Sponges are diploblastic animals, which constitute the most basal animal phylum. They are composed of an epithelial-like layer, the pinacoderm, surrounding a mesohyl, which contains the specialized cells (spherulous cells, sclerocytes and choanocytes) and the archaeocytes, totipotent cells capable of differentiating into all the other cell types (Simpson, 1984). Sponges can reproduce sexually and asexually, by releasing embryos or by budding respectively.
The expression and functional analysis of the developmental genes, such as the T-box, should be performed on the corresponding embryos. However, because it is not yet possible to obtain sponge embryos, we have analysed the expression of Sd-Bra and Sd-Tbx2 in sponge gemmules and under different sponge cell-culture conditions. Gemmules are a peculiar type of buds formed during asexual reproduction in many sponge species, such as in S. domuncula.
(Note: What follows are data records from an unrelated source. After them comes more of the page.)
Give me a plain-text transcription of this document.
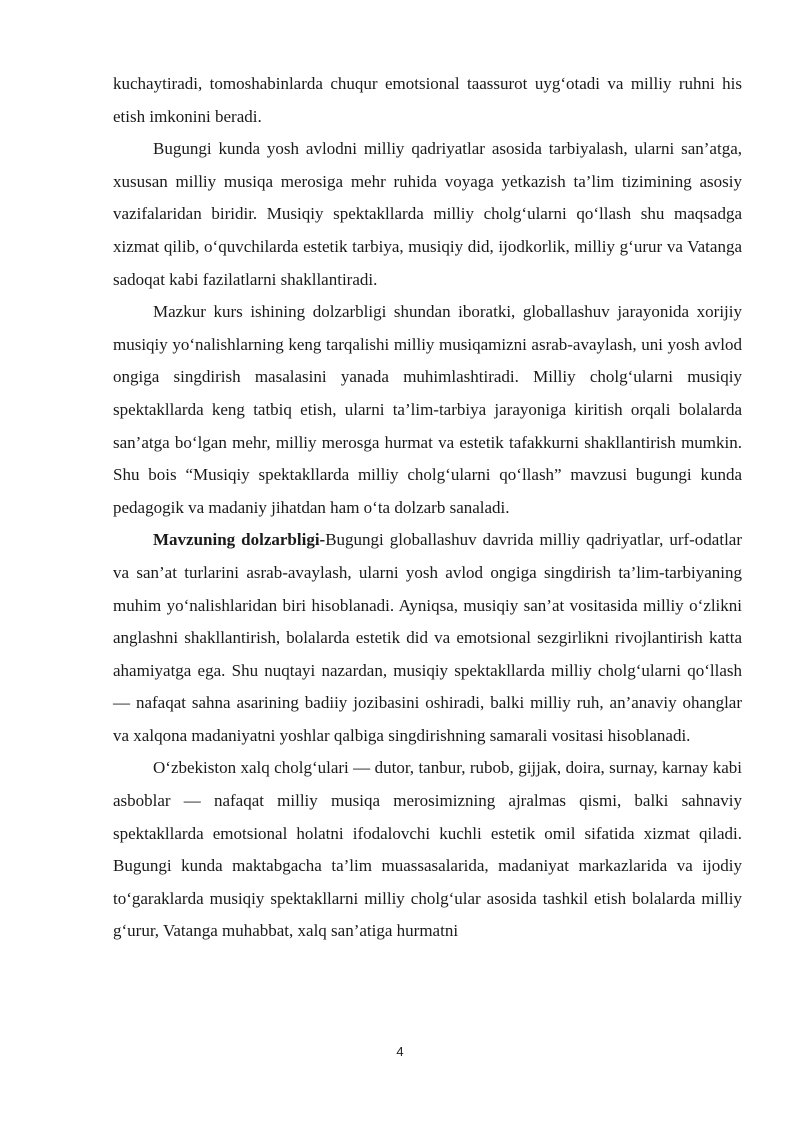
kuchaytiradi, tomoshabinlarda chuqur emotsional taassurot uyg‘otadi va milliy ruhni his etish imkonini beradi.

Bugungi kunda yosh avlodni milliy qadriyatlar asosida tarbiyalash, ularni san’atga, xususan milliy musiqa merosiga mehr ruhida voyaga yetkazish ta’lim tizimining asosiy vazifalaridan biridir. Musiqiy spektakllarda milliy cholg‘ularni qo‘llash shu maqsadga xizmat qilib, o‘quvchilarda estetik tarbiya, musiqiy did, ijodkorlik, milliy g‘urur va Vatanga sadoqat kabi fazilatlarni shakllantiradi.

Mazkur kurs ishining dolzarbligi shundan iboratki, globallashuv jarayonida xorijiy musiqiy yo‘nalishlarning keng tarqalishi milliy musiqamizni asrab-avaylash, uni yosh avlod ongiga singdirish masalasini yanada muhimlashtiradi. Milliy cholg‘ularni musiqiy spektakllarda keng tatbiq etish, ularni ta’lim-tarbiya jarayoniga kiritish orqali bolalarda san’atga bo‘lgan mehr, milliy merosga hurmat va estetik tafakkurni shakllantirish mumkin. Shu bois “Musiqiy spektakllarda milliy cholg‘ularni qo‘llash” mavzusi bugungi kunda pedagogik va madaniy jihatdan ham o‘ta dolzarb sanaladi.

Mavzuning dolzarbligi-Bugungi globallashuv davrida milliy qadriyatlar, urf-odatlar va san’at turlarini asrab-avaylash, ularni yosh avlod ongiga singdirish ta’lim-tarbiyaning muhim yo‘nalishlaridan biri hisoblanadi. Ayniqsa, musiqiy san’at vositasida milliy o‘zlikni anglashni shakllantirish, bolalarda estetik did va emotsional sezgirlikni rivojlantirish katta ahamiyatga ega. Shu nuqtayi nazardan, musiqiy spektakllarda milliy cholg‘ularni qo‘llash — nafaqat sahna asarining badiiy jozibasini oshiradi, balki milliy ruh, an’anaviy ohanglar va xalqona madaniyatni yoshlar qalbiga singdirishning samarali vositasi hisoblanadi.

O‘zbekiston xalq cholg‘ulari — dutor, tanbur, rubob, gijjak, doira, surnay, karnay kabi asboblar — nafaqat milliy musiqa merosimizning ajralmas qismi, balki sahnaviy spektakllarda emotsional holatni ifodalovchi kuchli estetik omil sifatida xizmat qiladi. Bugungi kunda maktabgacha ta’lim muassasalarida, madaniyat markazlarida va ijodiy to‘garaklarda musiqiy spektakllarni milliy cholg‘ular asosida tashkil etish bolalarda milliy g‘urur, Vatanga muhabbat, xalq san’atiga hurmatni

4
They are composed of undifferentiated and quiescent cells, the amoebocytes, covered by a hard coat of collagen reinforced by spicules. When conditions are favourable for germination, the amoebocytes escape and differentiate into the various cell types needed to build a complete young sponge.
Regarding the cell cultures, two types were compared: primmorphs and adherent aggregates. Primmorphs are 1–5 mm round-shaped aggregates, formed in suspension from dissociated single sponge cells after approx. 5 days of incubation on a moving platform. They have an organized tissue-like structure, with a central zone composed primarily of spherulous cells, surrounded by a pinacoderm-like epithelium (Müller et al., 1999; Le Pennec et al., 2003). In contrast, the dissociated sponge cell cultures on coated plastic dishes without movement first produce small aggregates in suspension, which, after a few hours, adhere to the substrate and grow as adhered aggregates during subsequent days. Although the cell—cell contacts in primmorphs are established mostly during the first hours of culture, reaching a balance around day 5, the interactions among cells and between cells and the matrix continuously remodel the growth and shape of the adherent aggregates.